The Syracuse University-based Transactional Records Access Clearinghouse described what it said was a "historic collapse" in audits for corporations holding assets of $250 million or more. About 27 percent of them were audited in the 2007 budget year compared with 35 percent in 2006 and 44 percent in 2005.
The IRS did not dispute the numbers, based on agency data. But it strongly disagreed with suggestions it was easing oversight of the biggest corporations.
Enforcement revenues from large companies rose by one-third in 2007 from the previous year, from $10.6 billion to $14.2 billion, said IRS Deputy Commissioner Barry Shott, who heads the Large and Mid-Size Business Division.
While the number of examinations has declined, "what we are doing is focusing our resources better on where the noncompliance is," Shott said in an interview with The Associated Press.
Shott said the focus in recent years has been on tax shelters and 'extraordinarily complicated" partnerships and S corporations where shareholders, rather than the company, must report income or losses. Last year the IRS examined 17,700 S corporations, compared with 14,000 the previous year, and 12,200 partnerships, compared with 9,800.
But the TRAC report concluded that the IRS also was concentrating on regular small and mid-sized companies to boost audit numbers.
"Moving the focus of the corporate auditors away from the large corporations and toward the smaller ones has been quite effective when it came to increasing the overall number of these kinds of audits but actually was counterproductive in financial terms," the researchers said.
The new IRS commissioner, Douglas Shulman, said in a response that he intends to make "targeting noncompliance with our tax laws ... a high priority."
According to IRS statistics, 15 percent, or 4,473, of companies with $10 million to $50 million in assets were examined in 2007. That compares with 12.3 percent, or 3,535 companies, that were audited in 2005.
In the same two years, the percentage of audits of corporations in the $50 million to $100 million range fell from 16.4 percent to 11.4 percent. For corporations in the $100 million to $250 million range, the percentage dropped from 17.5 percent to 12.1 percent.
Among the largest corporations above $250 million in assets, 3,424 were audited in 2007, down from a peak of 4,859 in 2005.
TRAC also questioned the financial benefits of the shift.
The group said that last year the government uncovered $682 in additional recommended taxes for every revenue agent hour spent auditing the smallest corporations, compared with $7,498 in additional taxes for audits of the largest corporations.
Dean Zerbe, national managing director for Houston-based alliantgroup, which provides tax services for medium-sized companies, said his fear was that "in the IRS' zeal to show Congress improved numbers in corporate audit, it is America's small and medium businesses that are taking it on the chin."

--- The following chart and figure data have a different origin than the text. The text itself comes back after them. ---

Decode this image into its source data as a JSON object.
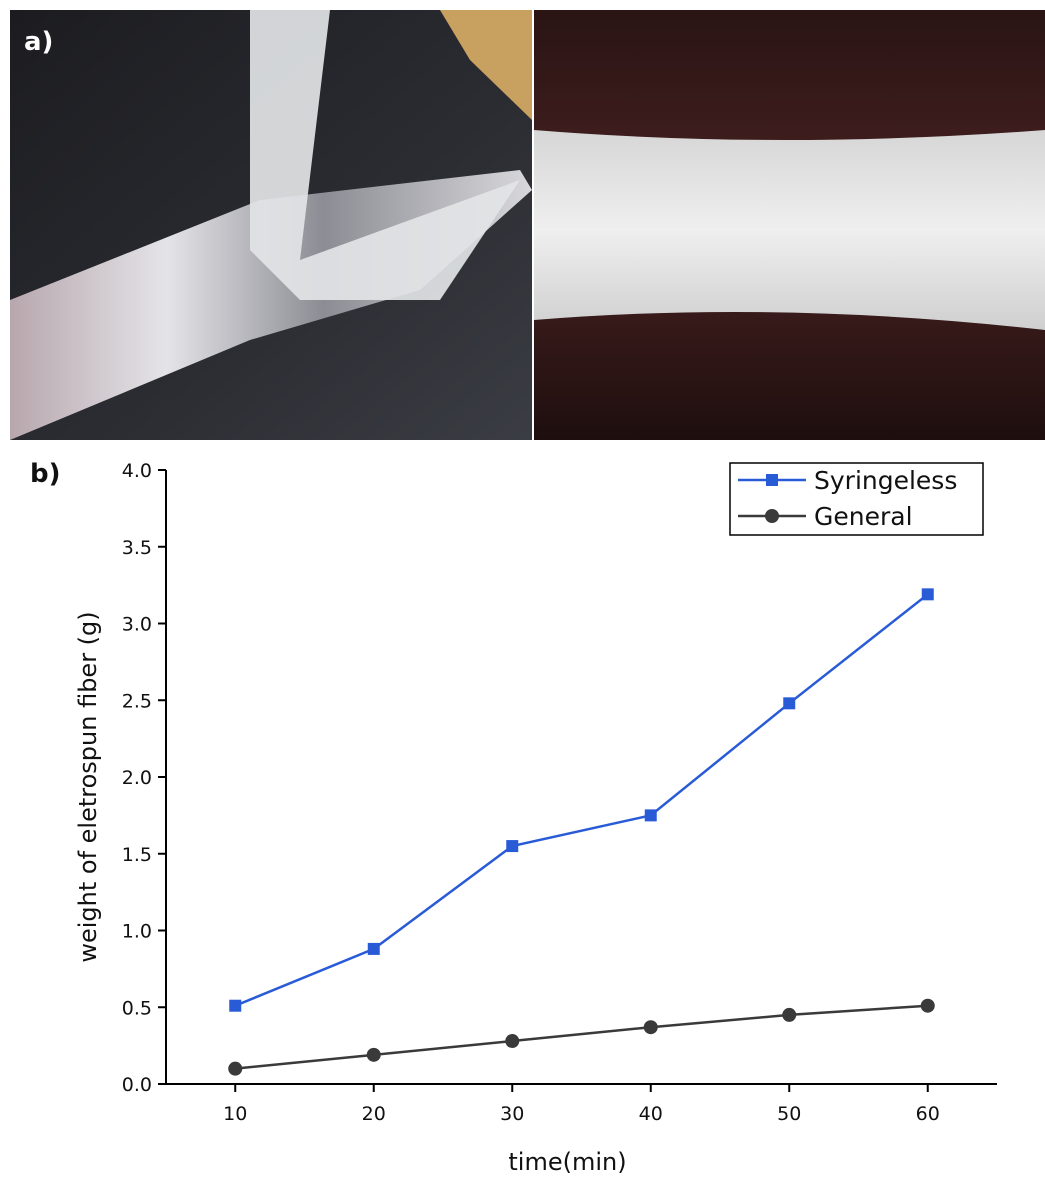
{
  "panel_labels": [
    "a)",
    "b)"
  ],
  "chart_data": {
    "type": "line",
    "x_label": "time(min)",
    "y_label": "weight of eletrospun fiber (g)",
    "x": [
      10,
      20,
      30,
      40,
      50,
      60
    ],
    "series": [
      {
        "name": "Syringeless",
        "color": "#2a5bd7",
        "marker": "square",
        "values": [
          0.51,
          0.88,
          1.55,
          1.75,
          2.48,
          3.19
        ]
      },
      {
        "name": "General",
        "color": "#3a3a3a",
        "marker": "circle",
        "values": [
          0.1,
          0.19,
          0.28,
          0.37,
          0.45,
          0.51
        ]
      }
    ],
    "xlim": [
      5,
      65
    ],
    "xticks": [
      10,
      20,
      30,
      40,
      50,
      60
    ],
    "ylim": [
      0,
      4
    ],
    "yticks": [
      {
        "value": 0,
        "label": "0.0"
      },
      0.5,
      {
        "value": 1,
        "label": "1.0"
      },
      1.5,
      {
        "value": 2,
        "label": "2.0"
      },
      2.5,
      {
        "value": 3,
        "label": "3.0"
      },
      3.5,
      {
        "value": 4,
        "label": "4.0"
      }
    ],
    "legend": "upper right",
    "grid": false
  }
}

Shulman told the Senate Finance Committee last week that audits of businesses in general rose from 52,000 in 2006 to 59,500 in 2007.

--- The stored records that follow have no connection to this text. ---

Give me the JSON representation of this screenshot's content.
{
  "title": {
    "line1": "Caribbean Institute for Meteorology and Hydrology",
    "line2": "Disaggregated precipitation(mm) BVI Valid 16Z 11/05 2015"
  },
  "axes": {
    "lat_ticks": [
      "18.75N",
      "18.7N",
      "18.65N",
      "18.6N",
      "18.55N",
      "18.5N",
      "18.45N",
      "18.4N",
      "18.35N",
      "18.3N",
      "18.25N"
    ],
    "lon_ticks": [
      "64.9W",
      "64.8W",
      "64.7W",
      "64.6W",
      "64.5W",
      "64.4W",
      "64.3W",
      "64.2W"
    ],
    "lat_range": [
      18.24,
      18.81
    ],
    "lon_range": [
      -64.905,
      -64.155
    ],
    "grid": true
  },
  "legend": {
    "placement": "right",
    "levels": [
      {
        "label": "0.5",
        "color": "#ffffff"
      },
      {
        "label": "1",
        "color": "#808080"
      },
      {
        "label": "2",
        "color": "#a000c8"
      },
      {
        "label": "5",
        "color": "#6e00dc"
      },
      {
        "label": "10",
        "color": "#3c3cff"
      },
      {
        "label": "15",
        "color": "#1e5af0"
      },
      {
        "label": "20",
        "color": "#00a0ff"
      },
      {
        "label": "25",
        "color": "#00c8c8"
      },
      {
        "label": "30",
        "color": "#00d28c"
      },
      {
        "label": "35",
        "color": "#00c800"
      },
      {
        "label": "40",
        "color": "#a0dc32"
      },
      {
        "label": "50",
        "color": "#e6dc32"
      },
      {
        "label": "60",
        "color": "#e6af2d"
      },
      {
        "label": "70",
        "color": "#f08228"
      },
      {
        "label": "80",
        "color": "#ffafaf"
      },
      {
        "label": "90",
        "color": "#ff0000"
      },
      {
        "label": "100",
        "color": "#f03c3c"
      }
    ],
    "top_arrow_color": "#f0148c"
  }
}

He acknowledged that audits of the largest corporations were down. But he said that "in times of flat budgets, the agency cannot increase activity across the board, but must address the areas where there is growth and potential risk."

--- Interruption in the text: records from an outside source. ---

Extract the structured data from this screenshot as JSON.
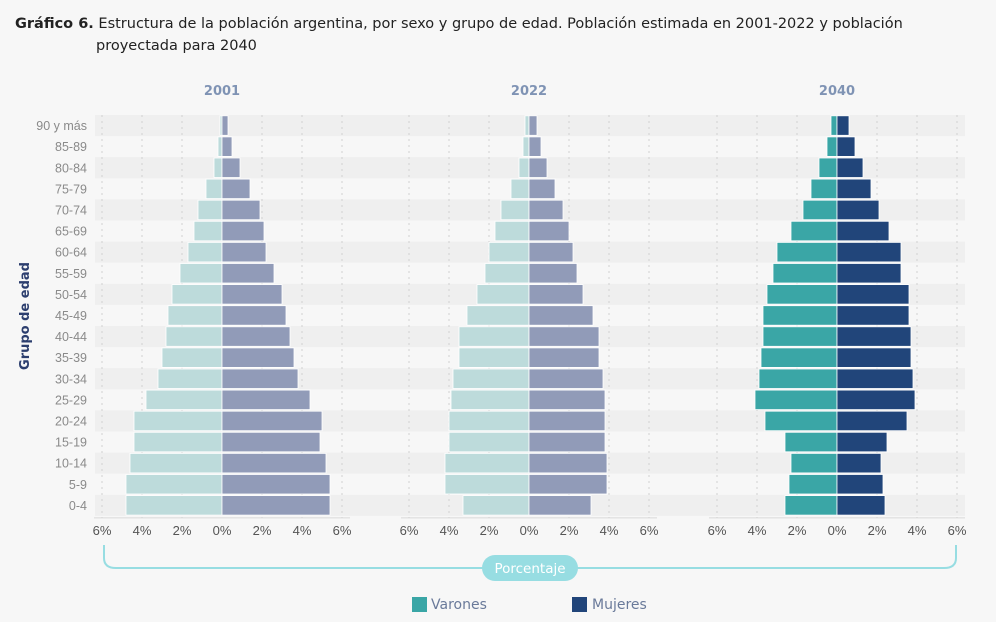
{
  "header": {
    "lead": "Gráfico 6.",
    "title_line1": "Estructura de la población argentina, por sexo y grupo de edad. Población estimada en 2001-2022 y población",
    "title_line2": "proyectada para 2040"
  },
  "colors": {
    "varones_legend": "#3aa6a6",
    "mujeres_legend": "#21457a",
    "varones_2001_2022": "#bddbdb",
    "mujeres_2001_2022": "#919bb8",
    "varones_2040": "#3aa6a6",
    "mujeres_2040": "#21457a",
    "panel_title": "#7f93b4",
    "pill": "#97dde2"
  },
  "chart_data": {
    "type": "bar",
    "subtype": "population-pyramid",
    "title": "Estructura de la población argentina, por sexo y grupo de edad. Población estimada en 2001-2022 y población proyectada para 2040",
    "ylabel": "Grupo de edad",
    "xlabel": "Porcentaje",
    "x_ticks": [
      "6%",
      "4%",
      "2%",
      "0%",
      "2%",
      "4%",
      "6%"
    ],
    "xlim": [
      -6,
      6
    ],
    "grid": true,
    "legend": {
      "position": "bottom",
      "entries": [
        "Varones",
        "Mujeres"
      ]
    },
    "categories": [
      "90 y más",
      "85-89",
      "80-84",
      "75-79",
      "70-74",
      "65-69",
      "60-64",
      "55-59",
      "50-54",
      "45-49",
      "40-44",
      "35-39",
      "30-34",
      "25-29",
      "20-24",
      "15-19",
      "10-14",
      "5-9",
      "0-4"
    ],
    "panels": [
      {
        "year": "2001",
        "series": [
          {
            "name": "Varones",
            "values": [
              0.1,
              0.2,
              0.4,
              0.8,
              1.2,
              1.4,
              1.7,
              2.1,
              2.5,
              2.7,
              2.8,
              3.0,
              3.2,
              3.8,
              4.4,
              4.4,
              4.6,
              4.8,
              4.8
            ]
          },
          {
            "name": "Mujeres",
            "values": [
              0.3,
              0.5,
              0.9,
              1.4,
              1.9,
              2.1,
              2.2,
              2.6,
              3.0,
              3.2,
              3.4,
              3.6,
              3.8,
              4.4,
              5.0,
              4.9,
              5.2,
              5.4,
              5.4
            ]
          }
        ]
      },
      {
        "year": "2022",
        "series": [
          {
            "name": "Varones",
            "values": [
              0.2,
              0.3,
              0.5,
              0.9,
              1.4,
              1.7,
              2.0,
              2.2,
              2.6,
              3.1,
              3.5,
              3.5,
              3.8,
              3.9,
              4.0,
              4.0,
              4.2,
              4.2,
              3.3
            ]
          },
          {
            "name": "Mujeres",
            "values": [
              0.4,
              0.6,
              0.9,
              1.3,
              1.7,
              2.0,
              2.2,
              2.4,
              2.7,
              3.2,
              3.5,
              3.5,
              3.7,
              3.8,
              3.8,
              3.8,
              3.9,
              3.9,
              3.1
            ]
          }
        ]
      },
      {
        "year": "2040",
        "series": [
          {
            "name": "Varones",
            "values": [
              0.3,
              0.5,
              0.9,
              1.3,
              1.7,
              2.3,
              3.0,
              3.2,
              3.5,
              3.7,
              3.7,
              3.8,
              3.9,
              4.1,
              3.6,
              2.6,
              2.3,
              2.4,
              2.6
            ]
          },
          {
            "name": "Mujeres",
            "values": [
              0.6,
              0.9,
              1.3,
              1.7,
              2.1,
              2.6,
              3.2,
              3.2,
              3.6,
              3.6,
              3.7,
              3.7,
              3.8,
              3.9,
              3.5,
              2.5,
              2.2,
              2.3,
              2.4
            ]
          }
        ]
      }
    ]
  },
  "legend": {
    "varones": "Varones",
    "mujeres": "Mujeres"
  }
}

Shott also cited a new program where larger companies work with the IRS during the year so there will not be disputes at tax-filing season. Participants in this program rose from 17 in 2005 to 73 this budget year, he said.
The returns of these companies do not show up in enforcement statistics, he said, but the collaboration can avoid controversies that can go on for years.
Having more money was not necessarily an advantage for individual taxpayers. The IRS said that last year it audited 9.25 percent of those with incomes of more than $1 million, compared with 6.3 percent in 2006. For those earning less than $100,000, the chances of getting audited were less than 1 percent.
The tax agency said total enforcement revenues in the 2007 budget year, from collections and appeals activities, were $59.2 billion, up from $48.7 billion the previous year.